Here $k$ is the kth element and $i$ is the ith iteration. $g_k^i$ is the gradient vector at iteration i, and $s_k^1 = (g_k^1)^2$

Notice that here $\eta$ is another variable controls the scale of the step size sequence, it could be searched among $\{0.001,0.1,1,10,100\}$. $\epsilon$ is set to be small, for example $\epsilon = 10^{-6}$, to satisfy the Robbins and Monro conditions. The last term is to keep the memory of the past gradients. More details could be found in [5].

It is shown that in ADVI, variance of estimates of the gradients is controled better compared to BBVI. The performance is also compared to those famous MC methods, result is also displayed below.

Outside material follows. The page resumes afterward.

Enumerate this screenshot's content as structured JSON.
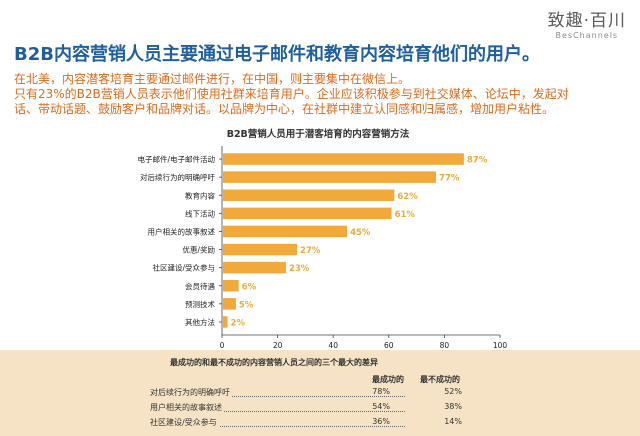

[1] John Winn and Christopher M. Bishop. Variational message passing. Journal of Machine Learning Research, 6(23):661–694, 2005.

[2] David M. Blei, Alp Kucukelbir, and Jon D. McAuliffe. Variational inference: A review for statisticians. Journal of the American Statistical Association, 112(518):859–877, apr 2017.

[3] Rajesh Ranganath, Sean Gerrish, and David M. Blei. Black box variational inference, 2013.

[4] Rajesh Ranganath, Sean Gerrish, and David Blei. Black Box Variational Inference. In Samuel Kaski and Jukka Corander, editors, Proceedings of the Seventeenth International Conference on

Artificial Intelligence and Statistics, volume 33 of Proceedings of Machine Learning Research, pages 814–822, Reykjavik, Iceland, 22–25 Apr 2014. PMLR.

[5] Alp Kucukelbir, Dustin Tran, Rajesh Ranganath, Andrew Gelman, and David M. Blei. Automatic differentiation variational inference. J. Mach. Learn. Res., 18(1):430–474, jan 2017.